Unconditional love – Conditional acceptance
The fairy tales portray the stepmother as a harsh task master. Bent on control, she demands strict obedience and threatens dire consequences if the true daughter of the house steps out of line. She cares little for the cinder-child’s feelings and needs. Not much love, there. The step-daughter, with fading memories of a father’s love, struggles on, helped by various well-wishers until her prince rescues her and whisks her off to a happy-ever-after life. One reason these stories survive and resonate so strongly in our hearts is the universal longing for unconditional love bound up in ever human heart
Scripture provides clear evidence that our Father God is the source of all blessings. Often, though, it seems that His blessings come with ‘strings attached.’ For instance, read Leviticus, chapter 26, for a vivid portrayal of a God Who rewards obedience with blessing and stubborn disobedience with punishment!

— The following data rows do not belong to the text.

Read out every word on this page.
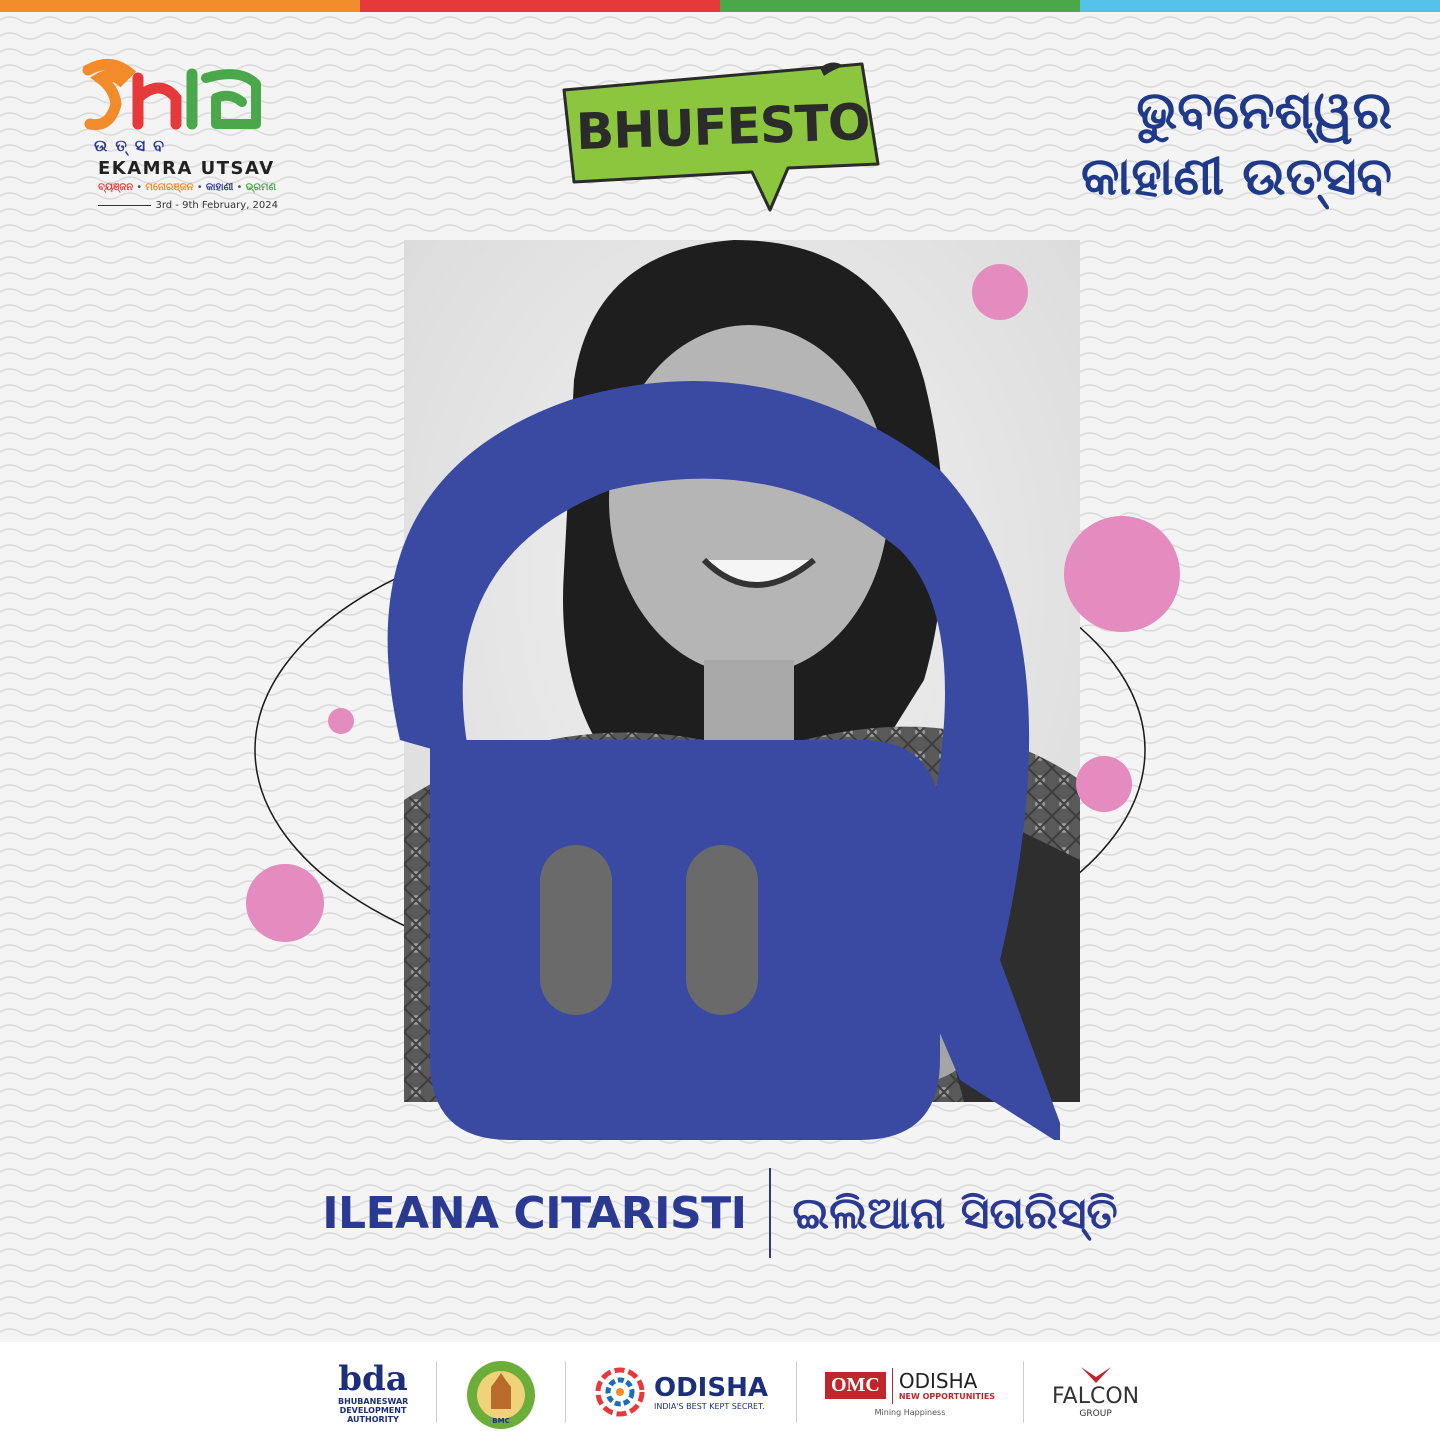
ଉତ୍ସବ
EKAMRA UTSAV
ବ୍ୟଞ୍ଜନ • ମନୋରଞ୍ଜନ • କାହାଣୀ • ଭ୍ରମଣ
3rd - 9th February, 2024
BHUFESTO	ଭୁବନେଶ୍ୱର
କାହାଣୀ ଉତ୍ସବ
ILEANA CITARISTI ଇଲିଆନା ସିତାରିସ୍ତି
bda
BHUBANESWAR DEVELOPMENT AUTHORITY	BMC
ODISHA
INDIA'S BEST KEPT SECRET.
OMC ODISHA
NEW OPPORTUNITIES
Mining Happiness
FALCON
GROUP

Only a few in the Old Testament story seemed to experience intimacy with God, the kind of relationship based on loving acceptance, flaws and all. Still many assurances of God’s unconditional love come in this part of the Bible. For example, “The Lord is faithful to all His promises – loving towards all He has made.” Ps. 145:13
The New Testament presents a softer picture of God. “…for God is love. To us, the greatest demonstration of God’s love for us has been His sending His only Son into the world to give us life through Him. We see real love, not in the fact that we loved God, but that He loved us and sent His Son to make personal atonement for our sins. If God loved us as much as that, surely we, in our turn, should love each other!” I John 4:8-11, Phillips
As challenging as it is to balance the two portraits of our Father God, I think that, in doing so, we arm ourselves with the courage and wisdom to pass this on, however imperfectly, to our own children. We can hold on to a clear conviction that our heavenly Parent never stops loving us, even when He allows us to sow what we reap, to experience undeserved pain, grief and bewilderment. Deliberately passing this along to our children can, in turn, help them develop the same assurance about us and about our Heavenly Father.
A final thought: We can take to heart that God’s unconditional love is a gift He offers every human being. When we refer to His response to a person’s misbehavior as ‘conditional love’ we might, rather, call it something else. Not conditional love, but ‘conditional acceptance.’
Believing that God’s conditional acceptance is amazingly intertwined with His unconditional love helps us understand Scripture and is vital to our success as parents.